Herman Heijermans, Dutch author and playwright (d. 1924)

Herman Heijermans (3 December 1864 – 22 November 1924), was a Dutch writer.

Heijermans was born in Rotterdam, into a liberal Jewish family, the fifth of the 11 children of Herman Heijermans Sr. and Matilda Moses Spiers. Among his siblings were painter Marie Heijermans, educator Ida Heijermans and community physician Louis Heijermans. In the Algemeen Handelsblad daily, he published a series of sketches of Jewish family life under the pseudonym of Samuel Falkland, which were collected in volume form. His novels and tales include Trinette (1892), Fles (1893), Kamertjeszonde (2 vols, 1896), Interieurs (1897), Diamantstad (2 vols, 1903).
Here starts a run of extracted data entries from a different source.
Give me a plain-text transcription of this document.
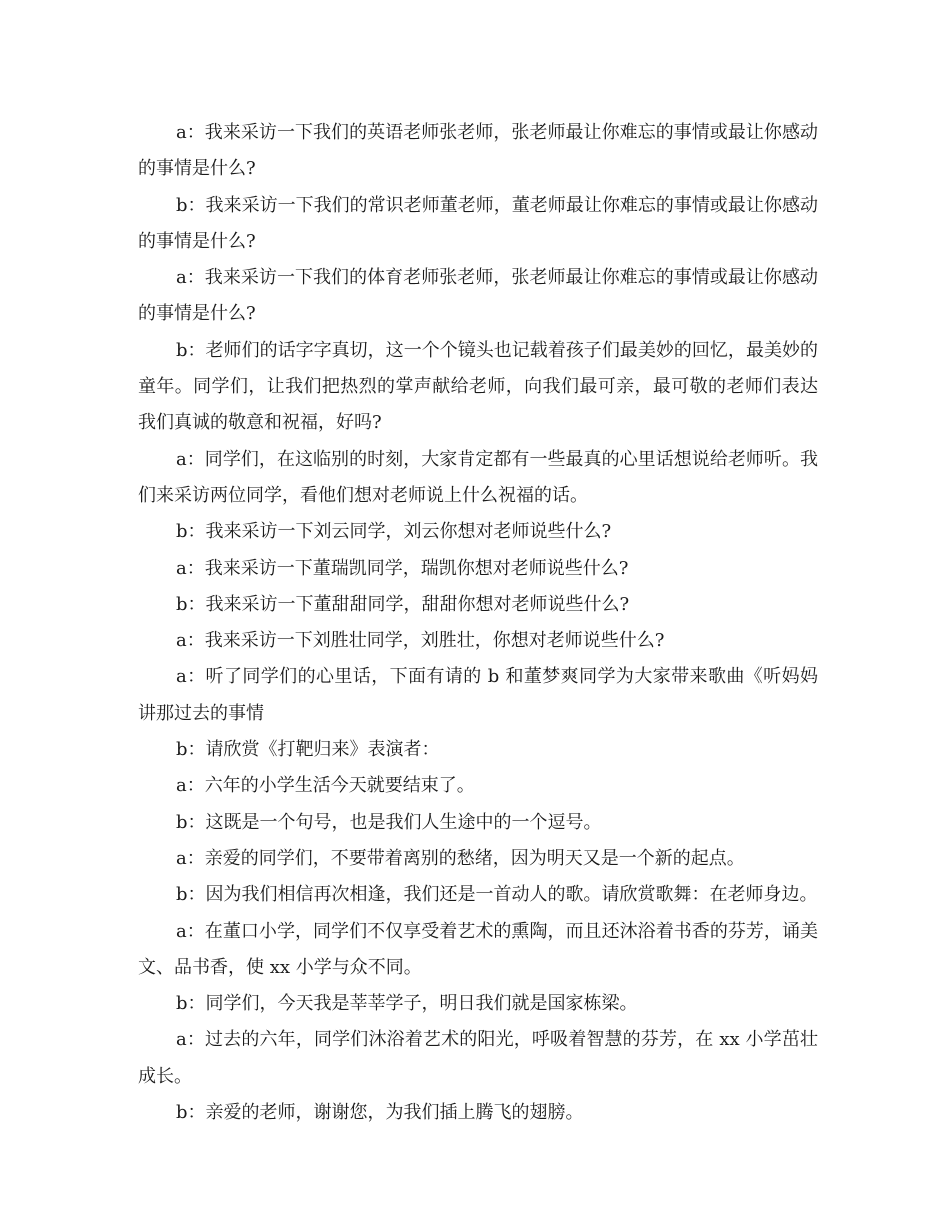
a：我来采访一下我们的英语老师张老师，张老师最让你难忘的事情或最让你感动的事情是什么?

b：我来采访一下我们的常识老师董老师，董老师最让你难忘的事情或最让你感动的事情是什么?

a：我来采访一下我们的体育老师张老师，张老师最让你难忘的事情或最让你感动的事情是什么?

b：老师们的话字字真切，这一个个镜头也记载着孩子们最美妙的回忆，最美妙的童年。同学们，让我们把热烈的掌声献给老师，向我们最可亲，最可敬的老师们表达我们真诚的敬意和祝福，好吗?

a：同学们，在这临别的时刻，大家肯定都有一些最真的心里话想说给老师听。我们来采访两位同学，看他们想对老师说上什么祝福的话。

b：我来采访一下刘云同学，刘云你想对老师说些什么?

a：我来采访一下董瑞凯同学，瑞凯你想对老师说些什么?

b：我来采访一下董甜甜同学，甜甜你想对老师说些什么?

a：我来采访一下刘胜壮同学，刘胜壮，你想对老师说些什么?

a：听了同学们的心里话，下面有请的 b 和董梦爽同学为大家带来歌曲《听妈妈讲那过去的事情

b：请欣赏《打靶归来》表演者：

a：六年的小学生活今天就要结束了。

b：这既是一个句号，也是我们人生途中的一个逗号。

a：亲爱的同学们，不要带着离别的愁绪，因为明天又是一个新的起点。

b：因为我们相信再次相逢，我们还是一首动人的歌。请欣赏歌舞：在老师身边。

a：在董口小学，同学们不仅享受着艺术的熏陶，而且还沐浴着书香的芬芳，诵美文、品书香，使 xx 小学与众不同。

b：同学们，今天我是莘莘学子，明日我们就是国家栋梁。

a：过去的六年，同学们沐浴着艺术的阳光，呼吸着智慧的芬芳，在 xx 小学茁壮成长。

b：亲爱的老师，谢谢您，为我们插上腾飞的翅膀。
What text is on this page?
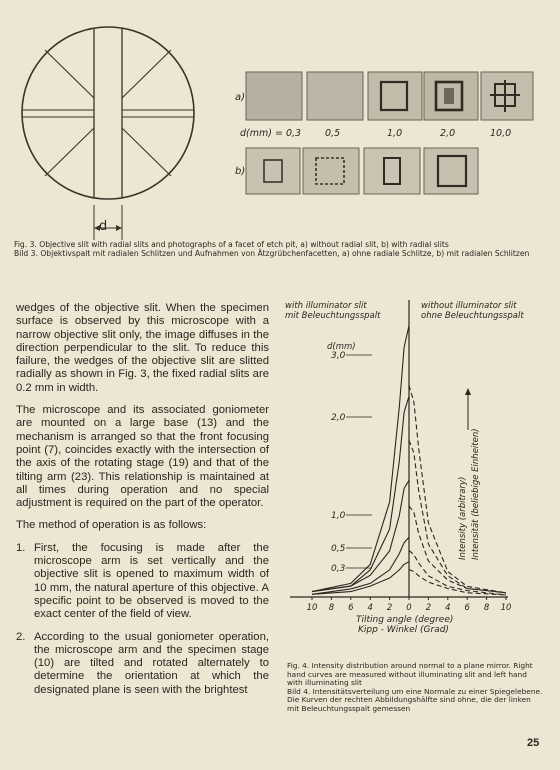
d
a)
b)
d(mm) = 0,3	0,5	1,0	2,0	10,0

Fig. 3. Objective slit with radial slits and photographs of a facet of etch pit, a) without radial slit, b) with radial slits

Bild 3. Objektivspalt mit radialen Schlitzen und Aufnahmen von Ätzgrübchenfacetten, a) ohne radiale Schlitze, b) mit radialen Schlitzen

wedges of the objective slit. When the specimen surface is observed by this microscope with a narrow objective slit only, the image diffuses in the direction perpendicular to the slit. To reduce this failure, the wedges of the objective slit are slitted radially as shown in Fig. 3, the fixed radial slits are 0.2 mm in width.

The microscope and its associated goniometer are mounted on a large base (13) and the mechanism is arranged so that the front focusing point (7), coincides exactly with the intersection of the axis of the rotating stage (19) and that of the tilting arm (23). This relationship is maintained at all times during operation and no special adjustment is required on the part of the operator.

The method of operation is as follows:

1. First, the focusing is made after the microscope arm is set vertically and the objective slit is opened to maximum width of 10 mm, the natural aperture of this objective. A specific point to be observed is moved to the exact center of the field of view.
2. According to the usual goniometer operation, the microscope arm and the specimen stage (10) are tilted and rotated alternately to determine the orientation at which the designated plane is seen with the brightest
with illuminator slit
mit Beleuchtungsspalt
without illuminator slit
ohne Beleuchtungsspalt
d(mm)
10 8 6 4 2 0 2 4 6 8 10
3,0
2,0
1,0
0,5
0,3
Intensity (arbitrary) Intensität (beliebige Einheiten)
Tilting angle (degree)
Kipp - Winkel (Grad)

Fig. 4. Intensity distribution around normal to a plane mirror. Right hand curves are measured without illuminating slit and left hand with illuminating slit

Bild 4. Intensitätsverteilung um eine Normale zu einer Spiegelebene. Die Kurven der rechten Abbildungshälfte sind ohne, die der linken mit Beleuchtungsspalt gemessen

25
He created great interest by his play Op Hoop van Zegen (1900), an indictment of the exploitation of sea fishermen in the Netherlands at the turn of the century, represented at the Théâtre Antoine in Paris, and in English by the Stage Society as The Good Hope.

His other plays are: Dora Kremer (1893), Ghetto (1898), Het zevende Gebod (1899), Het Pantser (1901), Ora et labora (1901), and numerous one-act pieces. A Case of Arson, an English version of the one-act play Brand in de Jonge Jan, was notable for the impersonation (1904 and 1905) by Henri de Vries of all the seven witnesses who appear as characters.

Heijermans died in Zandvoort at age 59, and is buried at Zorgvlied cemetery.